Se perdió en el Prado del Frío. Seyll se interrumpió, su voz borboteaba mientras la respiración se le volvía irregular. Estaba a punto de morir, casi no podía hablar. La sacerdotisa la llevaba… y la asesinaron. Ahora… la tiene el…

Halisstra le dio vueltas a eso: ¿Seyll había dicho gusano… o dragón? Decidió que debía de ser un dragón. Se sabía que los dragones tenían predilección por los tesoros, en especial armas mágicas. Y a juzgar por el modo reverencial en que Seyll había dicho las palabras «Espada de la Medialuna», ésta era mágica.

Seyll hablaba tan flojo que Halisstra apenas le oía.

Encuentra la Espada de la Medialuna… y úsala… para vencerla.

—¿Vencer a quién? —gritó Halisstra.

A su lado oyó un murmullo.
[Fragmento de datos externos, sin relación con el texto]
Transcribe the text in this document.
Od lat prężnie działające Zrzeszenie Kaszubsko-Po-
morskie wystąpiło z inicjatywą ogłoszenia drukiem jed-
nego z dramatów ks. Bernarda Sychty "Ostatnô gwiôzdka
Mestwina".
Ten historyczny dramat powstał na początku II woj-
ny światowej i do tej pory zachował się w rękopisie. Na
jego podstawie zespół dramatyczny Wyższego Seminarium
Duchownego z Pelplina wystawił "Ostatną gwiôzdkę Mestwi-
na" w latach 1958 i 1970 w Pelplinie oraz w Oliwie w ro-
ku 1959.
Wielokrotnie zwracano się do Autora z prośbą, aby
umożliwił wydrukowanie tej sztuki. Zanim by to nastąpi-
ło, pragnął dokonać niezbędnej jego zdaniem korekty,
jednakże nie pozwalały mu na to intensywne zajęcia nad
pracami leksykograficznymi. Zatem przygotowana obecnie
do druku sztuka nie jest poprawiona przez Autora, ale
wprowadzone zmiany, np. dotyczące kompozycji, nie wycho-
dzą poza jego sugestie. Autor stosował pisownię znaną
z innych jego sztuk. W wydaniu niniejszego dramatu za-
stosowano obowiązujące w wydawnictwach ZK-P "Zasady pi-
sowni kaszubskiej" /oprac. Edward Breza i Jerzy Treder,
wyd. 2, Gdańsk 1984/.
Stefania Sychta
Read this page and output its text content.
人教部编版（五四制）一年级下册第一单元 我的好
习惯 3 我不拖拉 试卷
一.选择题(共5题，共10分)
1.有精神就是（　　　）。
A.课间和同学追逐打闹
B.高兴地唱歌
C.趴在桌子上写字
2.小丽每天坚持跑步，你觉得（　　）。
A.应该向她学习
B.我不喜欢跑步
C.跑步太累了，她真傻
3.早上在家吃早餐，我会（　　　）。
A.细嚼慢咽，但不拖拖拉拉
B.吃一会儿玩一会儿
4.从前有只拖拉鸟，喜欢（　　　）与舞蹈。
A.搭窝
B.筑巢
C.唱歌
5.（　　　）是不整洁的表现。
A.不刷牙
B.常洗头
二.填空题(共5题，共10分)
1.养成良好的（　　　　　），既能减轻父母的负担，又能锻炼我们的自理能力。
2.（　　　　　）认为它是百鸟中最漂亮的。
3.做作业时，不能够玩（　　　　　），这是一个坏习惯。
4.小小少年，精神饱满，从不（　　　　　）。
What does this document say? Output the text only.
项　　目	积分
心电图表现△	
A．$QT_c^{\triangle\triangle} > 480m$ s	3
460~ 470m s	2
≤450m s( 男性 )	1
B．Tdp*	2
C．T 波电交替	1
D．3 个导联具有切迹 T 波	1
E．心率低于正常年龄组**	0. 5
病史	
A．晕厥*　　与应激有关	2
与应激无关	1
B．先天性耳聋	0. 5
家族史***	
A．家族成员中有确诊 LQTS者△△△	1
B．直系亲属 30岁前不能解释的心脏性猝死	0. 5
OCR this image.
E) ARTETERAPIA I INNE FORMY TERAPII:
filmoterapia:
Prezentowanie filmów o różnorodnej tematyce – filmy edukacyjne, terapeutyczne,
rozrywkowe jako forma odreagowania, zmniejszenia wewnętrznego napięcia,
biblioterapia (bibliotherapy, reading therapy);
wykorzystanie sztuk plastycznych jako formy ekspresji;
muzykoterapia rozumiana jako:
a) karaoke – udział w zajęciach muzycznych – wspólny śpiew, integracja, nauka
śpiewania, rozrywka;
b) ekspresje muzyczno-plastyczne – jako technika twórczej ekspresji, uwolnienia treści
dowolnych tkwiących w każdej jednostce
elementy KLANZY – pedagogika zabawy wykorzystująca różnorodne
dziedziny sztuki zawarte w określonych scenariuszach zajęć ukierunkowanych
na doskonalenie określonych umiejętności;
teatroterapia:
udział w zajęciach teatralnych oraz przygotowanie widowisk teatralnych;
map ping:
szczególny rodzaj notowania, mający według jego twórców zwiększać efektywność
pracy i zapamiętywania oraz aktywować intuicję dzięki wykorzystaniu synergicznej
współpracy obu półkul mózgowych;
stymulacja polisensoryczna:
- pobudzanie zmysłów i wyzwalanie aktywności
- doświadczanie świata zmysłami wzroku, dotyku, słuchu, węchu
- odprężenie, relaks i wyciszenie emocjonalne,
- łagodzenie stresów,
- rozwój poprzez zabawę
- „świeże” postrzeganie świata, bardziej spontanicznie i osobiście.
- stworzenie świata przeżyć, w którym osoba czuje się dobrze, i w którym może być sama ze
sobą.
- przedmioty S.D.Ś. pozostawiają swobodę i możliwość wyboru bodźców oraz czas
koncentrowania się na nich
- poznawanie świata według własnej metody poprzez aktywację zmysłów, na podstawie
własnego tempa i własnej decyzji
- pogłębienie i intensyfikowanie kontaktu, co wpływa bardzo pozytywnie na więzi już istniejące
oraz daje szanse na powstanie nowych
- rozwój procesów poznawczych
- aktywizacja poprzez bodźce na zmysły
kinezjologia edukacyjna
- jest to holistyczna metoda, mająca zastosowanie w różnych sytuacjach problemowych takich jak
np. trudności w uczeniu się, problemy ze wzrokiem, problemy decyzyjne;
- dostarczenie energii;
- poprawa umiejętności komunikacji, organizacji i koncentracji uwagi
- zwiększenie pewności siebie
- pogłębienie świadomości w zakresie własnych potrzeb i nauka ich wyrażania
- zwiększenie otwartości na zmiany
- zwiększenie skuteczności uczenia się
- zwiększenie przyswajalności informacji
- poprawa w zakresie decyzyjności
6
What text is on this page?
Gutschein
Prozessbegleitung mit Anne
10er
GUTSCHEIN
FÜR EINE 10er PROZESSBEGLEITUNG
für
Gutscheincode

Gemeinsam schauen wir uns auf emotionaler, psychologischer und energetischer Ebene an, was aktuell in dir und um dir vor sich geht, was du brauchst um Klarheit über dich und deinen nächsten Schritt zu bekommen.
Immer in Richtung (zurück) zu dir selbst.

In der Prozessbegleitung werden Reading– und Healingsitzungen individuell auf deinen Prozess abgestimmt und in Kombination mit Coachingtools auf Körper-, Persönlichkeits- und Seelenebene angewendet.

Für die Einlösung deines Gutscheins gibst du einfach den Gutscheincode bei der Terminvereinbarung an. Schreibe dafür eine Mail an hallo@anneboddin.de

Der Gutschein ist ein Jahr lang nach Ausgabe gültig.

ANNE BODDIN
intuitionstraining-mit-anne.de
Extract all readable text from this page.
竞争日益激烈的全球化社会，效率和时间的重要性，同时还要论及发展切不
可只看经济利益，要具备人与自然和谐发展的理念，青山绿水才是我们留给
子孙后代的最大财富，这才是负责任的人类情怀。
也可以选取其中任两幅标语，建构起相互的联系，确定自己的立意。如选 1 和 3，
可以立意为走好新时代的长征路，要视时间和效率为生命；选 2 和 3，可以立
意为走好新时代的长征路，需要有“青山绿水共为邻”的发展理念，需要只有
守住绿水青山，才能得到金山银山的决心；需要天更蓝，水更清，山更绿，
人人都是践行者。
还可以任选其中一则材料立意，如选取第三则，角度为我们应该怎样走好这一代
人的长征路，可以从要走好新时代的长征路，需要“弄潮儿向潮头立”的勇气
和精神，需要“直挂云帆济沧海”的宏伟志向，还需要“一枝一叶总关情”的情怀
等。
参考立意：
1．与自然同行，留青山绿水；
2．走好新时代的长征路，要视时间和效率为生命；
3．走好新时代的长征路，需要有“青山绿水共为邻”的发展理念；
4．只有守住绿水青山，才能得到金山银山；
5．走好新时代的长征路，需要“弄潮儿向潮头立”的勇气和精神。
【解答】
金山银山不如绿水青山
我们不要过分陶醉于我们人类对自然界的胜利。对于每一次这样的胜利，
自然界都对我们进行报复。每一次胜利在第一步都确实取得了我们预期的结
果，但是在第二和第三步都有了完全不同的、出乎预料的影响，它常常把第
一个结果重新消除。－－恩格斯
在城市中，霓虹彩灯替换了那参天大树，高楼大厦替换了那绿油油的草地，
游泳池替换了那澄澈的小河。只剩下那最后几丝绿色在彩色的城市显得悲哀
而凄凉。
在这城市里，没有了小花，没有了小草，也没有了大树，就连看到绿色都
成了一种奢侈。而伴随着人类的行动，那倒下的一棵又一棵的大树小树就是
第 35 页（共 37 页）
Con el ensueño roto, Halisstra abrió los ojos y vio a Ryld agazapado, con Tajadora en la mano. Echó un vistazo rápido a la habitación, luego a ella, con las cejas levantadas en expresión inquisitiva.

—No era nada —respondió—. Estaba en el ensueño. Era sólo eso.

Ryld se relajó y guardó la espada en la vaina. Sus ojos se demoraron en ella, y Halisstra recordó que aún estaba desnuda. No apartó la mirada respetuosamente, como era la costumbre en un varón drow. Levantó las cejas por segunda vez y un fuego danzó en sus ojos.

Halisstra negó con la cabeza.

—Más tarde —le dijo—. Necesito hablar con Uluyara.

Se puso en pie de un salto, se vistió con premura y desapareció en la noche.